Australian Laura Martino is taking a course at Rai’s centre and wants to help people in her home town of Melbourne reconnect with their spiritual side.
“I came here with a totally open mind, which I had to because of some of the amazing experiences I’ve had here, like trips to the mountains and sleeping in  graveyards.
“I think the Western world has lost something in its approach to healing and we really need to get in touch again with nature.”
Shamanism has had its critics, however, in a country where ancient superstitions can have a devastating effect.
In February a group of villagers accused a neighbour of witchcraft and burned her alive because their shaman had told them she was a witch.

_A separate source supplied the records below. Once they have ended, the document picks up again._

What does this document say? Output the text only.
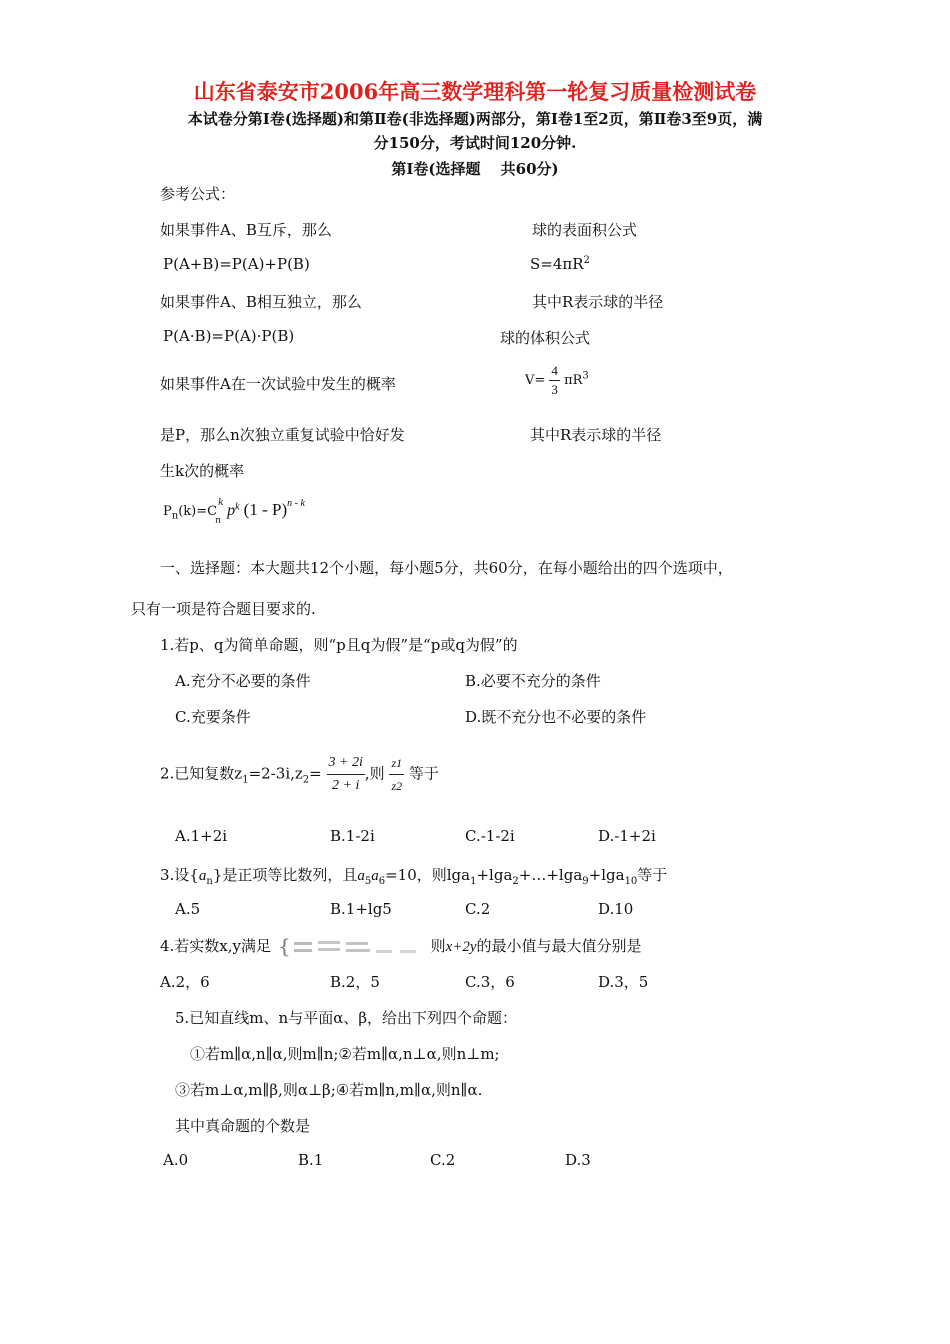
山东省泰安市2006年高三数学理科第一轮复习质量检测试卷
本试卷分第Ⅰ卷(选择题)和第Ⅱ卷(非选择题)两部分，第Ⅰ卷1至2页，第Ⅱ卷3至9页，满
分150分，考试时间120分钟.
第Ⅰ卷(选择题　 共60分)
参考公式：
如果事件A、B互斥，那么	球的表面积公式
P(A+B)=P(A)+P(B)	$S=4\pi R^2$
如果事件A、B相互独立，那么	其中R表示球的半径
P(A·B)=P(A)·P(B)	球的体积公式
如果事件A在一次试验中发生的概率	$V= \frac{4}{3} \pi R^3$
是P，那么n次独立重复试验中恰好发	其中R表示球的半径
生k次的概率
$P_n(k)=C$
k
n
$p^k$ (1 - P)$^{n - k}$
一、选择题：本大题共12个小题，每小题5分，共60分，在每小题给出的四个选项中，
只有一项是符合题目要求的.
1.若p、q为简单命题，则“p且q为假”是“p或q为假”的
A.充分不必要的条件	B.必要不充分的条件
C.充要条件	D.既不充分也不必要的条件
2.已知复数$z_1=2-3i,z_2= \frac{3 + 2i}{2 + i}$ ,则 $\frac{z1}{z2}$ 等于
A.1+2i	B.1-2i	C.-1-2i	D.-1+2i
3.设$\{a_n\}$是正项等比数列，且$a_5a_6=10$，则lga$_1$+lga$_2$+…+lga$_9$+lga$_{10}$等于
A.5	B.1+lg5	C.2	D.10
4.若实数x,y满足 {	则x+2y的最小值与最大值分别是
A.2，6	B.2，5	C.3，6	D.3，5
5.已知直线m、n与平面α、β，给出下列四个命题：
①若m∥α,n∥α,则m∥n;②若m∥α,n⊥α,则n⊥m;
③若m⊥α,m∥β,则α⊥β;④若m∥n,m∥α,则n∥α.
其中真命题的个数是
A.0	B.1	C.2	D.3
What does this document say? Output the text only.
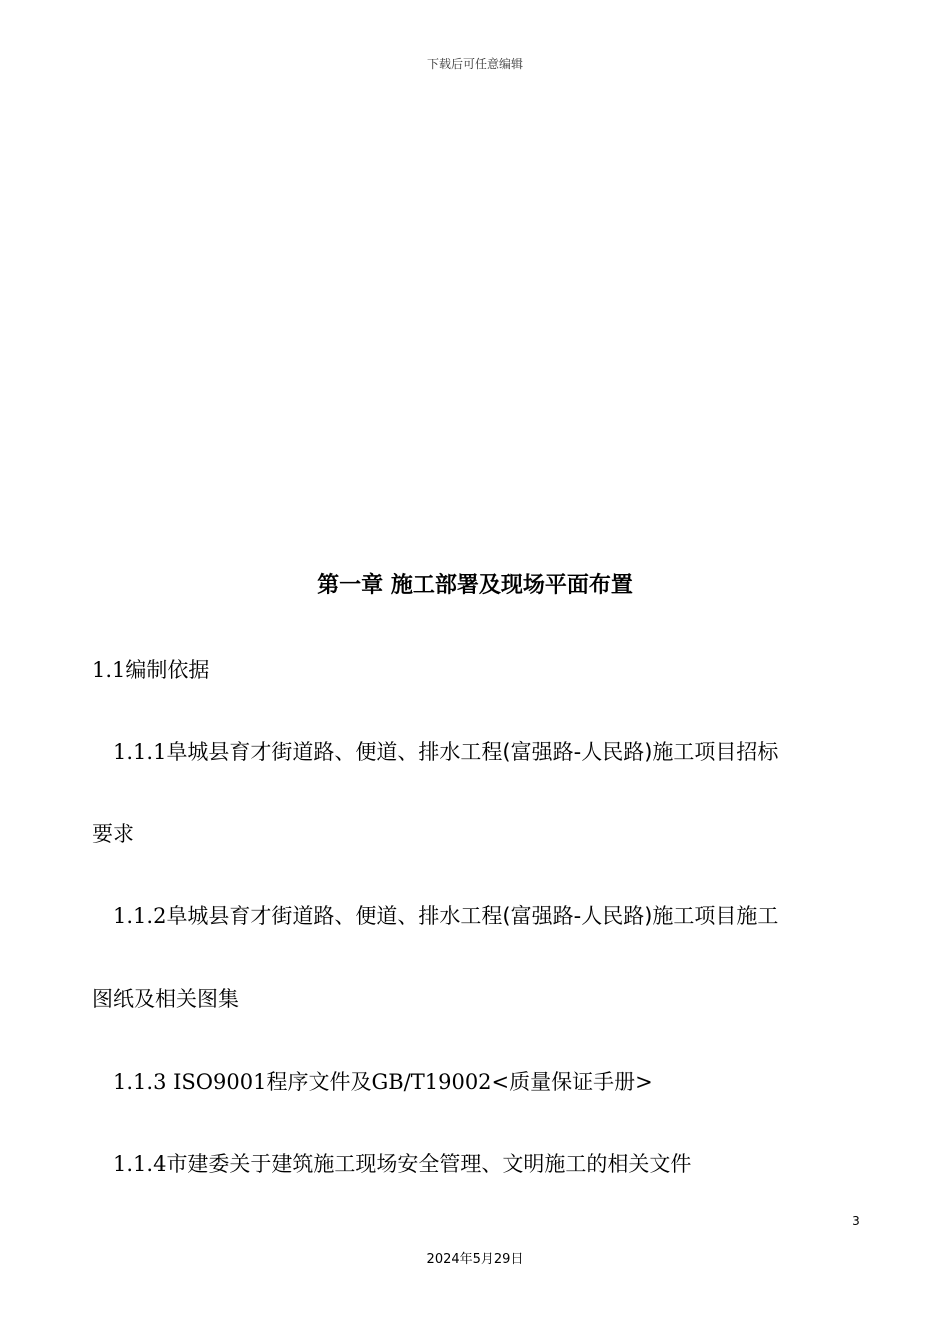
下载后可任意编辑
第一章 施工部署及现场平面布置
1.1编制依据
1.1.1阜城县育才街道路、便道、排水工程(富强路-人民路)施工项目招标
要求
1.1.2阜城县育才街道路、便道、排水工程(富强路-人民路)施工项目施工
图纸及相关图集
1.1.3 ISO9001程序文件及GB/T19002<质量保证手册>
1.1.4市建委关于建筑施工现场安全管理、文明施工的相关文件
3
2024年5月29日
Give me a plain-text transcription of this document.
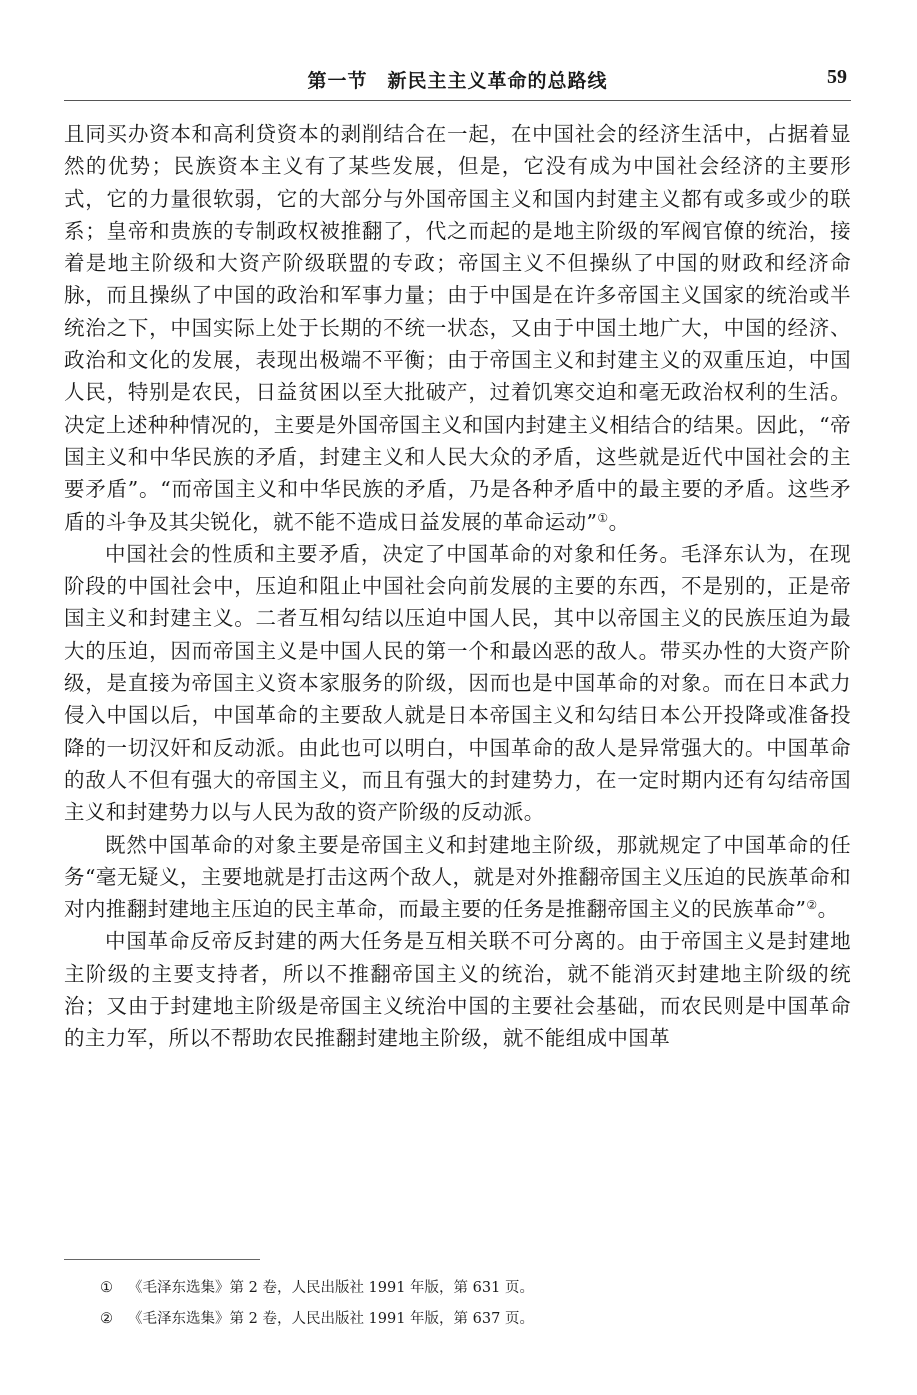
第一节　新民主主义革命的总路线	59

且同买办资本和高利贷资本的剥削结合在一起，在中国社会的经济生活中，占据着显然的优势；民族资本主义有了某些发展，但是，它没有成为中国社会经济的主要形式，它的力量很软弱，它的大部分与外国帝国主义和国内封建主义都有或多或少的联系；皇帝和贵族的专制政权被推翻了，代之而起的是地主阶级的军阀官僚的统治，接着是地主阶级和大资产阶级联盟的专政；帝国主义不但操纵了中国的财政和经济命脉，而且操纵了中国的政治和军事力量；由于中国是在许多帝国主义国家的统治或半统治之下，中国实际上处于长期的不统一状态，又由于中国土地广大，中国的经济、政治和文化的发展，表现出极端不平衡；由于帝国主义和封建主义的双重压迫，中国人民，特别是农民，日益贫困以至大批破产，过着饥寒交迫和毫无政治权利的生活。决定上述种种情况的，主要是外国帝国主义和国内封建主义相结合的结果。因此，“帝国主义和中华民族的矛盾，封建主义和人民大众的矛盾，这些就是近代中国社会的主要矛盾”。“而帝国主义和中华民族的矛盾，乃是各种矛盾中的最主要的矛盾。这些矛盾的斗争及其尖锐化，就不能不造成日益发展的革命运动”①。

中国社会的性质和主要矛盾，决定了中国革命的对象和任务。毛泽东认为，在现阶段的中国社会中，压迫和阻止中国社会向前发展的主要的东西，不是别的，正是帝国主义和封建主义。二者互相勾结以压迫中国人民，其中以帝国主义的民族压迫为最大的压迫，因而帝国主义是中国人民的第一个和最凶恶的敌人。带买办性的大资产阶级，是直接为帝国主义资本家服务的阶级，因而也是中国革命的对象。而在日本武力侵入中国以后，中国革命的主要敌人就是日本帝国主义和勾结日本公开投降或准备投降的一切汉奸和反动派。由此也可以明白，中国革命的敌人是异常强大的。中国革命的敌人不但有强大的帝国主义，而且有强大的封建势力，在一定时期内还有勾结帝国主义和封建势力以与人民为敌的资产阶级的反动派。

既然中国革命的对象主要是帝国主义和封建地主阶级，那就规定了中国革命的任务“毫无疑义，主要地就是打击这两个敌人，就是对外推翻帝国主义压迫的民族革命和对内推翻封建地主压迫的民主革命，而最主要的任务是推翻帝国主义的民族革命”②。

中国革命反帝反封建的两大任务是互相关联不可分离的。由于帝国主义是封建地主阶级的主要支持者，所以不推翻帝国主义的统治，就不能消灭封建地主阶级的统治；又由于封建地主阶级是帝国主义统治中国的主要社会基础，而农民则是中国革命的主力军，所以不帮助农民推翻封建地主阶级，就不能组成中国革

① 《毛泽东选集》第 2 卷，人民出版社 1991 年版，第 631 页。
② 《毛泽东选集》第 2 卷，人民出版社 1991 年版，第 637 页。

The crime caused widespread revulsion, with Prime Minister Baburam Bhattarai appealing to Nepalis not to listen to the injunctions of shamans.
“In villages especially, faith healers are from the local community while western medicine practitioners are from cities and towns and are often regarded as outsiders,” said Ravi Shankar, assistant professor at Manipal College of Medical Sciences in Pokhara, Nepal’s second city.
Many academics in the West believe that shamans rely on a powerful “placebo effect” — the tendency of any treatment, even an ineffective one, to show improvements in health simply because the recipient believes it will work.
Even doctors who distrust Nepal’s shamans have in the past relied on their services, training them to use rehydration salts to treat diarrhoea and cotrimoxazole antibiotics in pneumonia cases.
“There is the negative aspect where diseases like epilepsy and mental illness are regarded as entirely due to supernatural causes and modern medical treatment is neglected,” said Shankar.
“But then this was the case in the West also about 150 years ago.”